Thread: Swappiness setting on a linux pg server

Swappiness setting on a linux pg server

From

Tobias Brox

Date:

19 October 2006, 10:56:54

I just came to think about /proc/sys/swappiness ...

When this one is set to a high number (say, 100 - which is maximum), the
kernel will aggressively swap out all memory that is not beeing
accessed, to allow more memory for caches.  For a postgres server, OS
caches are good, because postgres relies on the OS to cache indices,
etc.  At the other hand, for any production server it's very bad to
experience bursts of iowait when/if the swapped out memory becomes
needed - particularly if the server is used for interactive queries,
like serving a web application.

I know there are much religion on this topic in general, I'm just
curious if anyone has done any serious thoughts or (even better!)
experimenting with the swappiness setting on a loaded postgres server.
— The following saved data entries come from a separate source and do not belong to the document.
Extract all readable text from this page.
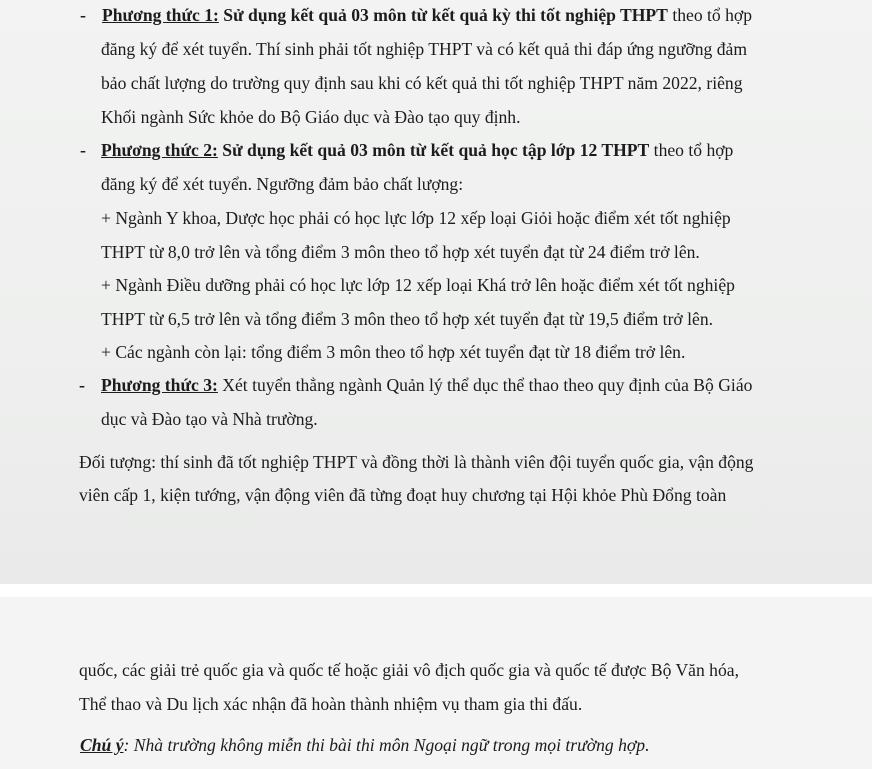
- Phương thức 1: Sử dụng kết quả 03 môn từ kết quả kỳ thi tốt nghiệp THPT theo tổ hợp
đăng ký để xét tuyển. Thí sinh phải tốt nghiệp THPT và có kết quả thi đáp ứng ngưỡng đảm
bảo chất lượng do trường quy định sau khi có kết quả thi tốt nghiệp THPT năm 2022, riêng
Khối ngành Sức khỏe do Bộ Giáo dục và Đào tạo quy định.
- Phương thức 2: Sử dụng kết quả 03 môn từ kết quả học tập lớp 12 THPT theo tổ hợp
đăng ký để xét tuyển. Ngưỡng đảm bảo chất lượng:
+ Ngành Y khoa, Dược học phải có học lực lớp 12 xếp loại Giỏi hoặc điểm xét tốt nghiệp
THPT từ 8,0 trở lên và tổng điểm 3 môn theo tổ hợp xét tuyển đạt từ 24 điểm trở lên.
+ Ngành Điều dưỡng phải có học lực lớp 12 xếp loại Khá trở lên hoặc điểm xét tốt nghiệp
THPT từ 6,5 trở lên và tổng điểm 3 môn theo tổ hợp xét tuyển đạt từ 19,5 điểm trở lên.
+ Các ngành còn lại: tổng điểm 3 môn theo tổ hợp xét tuyển đạt từ 18 điểm trở lên.
- Phương thức 3: Xét tuyển thẳng ngành Quản lý thể dục thể thao theo quy định của Bộ Giáo
dục và Đào tạo và Nhà trường.
Đối tượng: thí sinh đã tốt nghiệp THPT và đồng thời là thành viên đội tuyển quốc gia, vận động
viên cấp 1, kiện tướng, vận động viên đã từng đoạt huy chương tại Hội khỏe Phù Đổng toàn
quốc, các giải trẻ quốc gia và quốc tế hoặc giải vô địch quốc gia và quốc tế được Bộ Văn hóa,
Thể thao và Du lịch xác nhận đã hoàn thành nhiệm vụ tham gia thi đấu.
Chú ý: Nhà trường không miễn thi bài thi môn Ngoại ngữ trong mọi trường hợp.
I would assume that the default setting (60) is pretty OK and sane, and
that modifying the setting would have insignificant effect.  My
religious belief is that, however insignificant, a higher setting would
have been better :-)

We're running linux kernel 2.6.17.7 (debian) on the postgres server, and
our memory stats looks like this:
         total       used       free     shared    buffers cached
Mem:      6083M      5846M      236M          0       31M   5448M
-/+ buffers/cache:    366M     5716M
Swap:     2643M         2M     2640M

In addition to the postgres server we're running some few cronscripts
and misc on it - nothing significant though.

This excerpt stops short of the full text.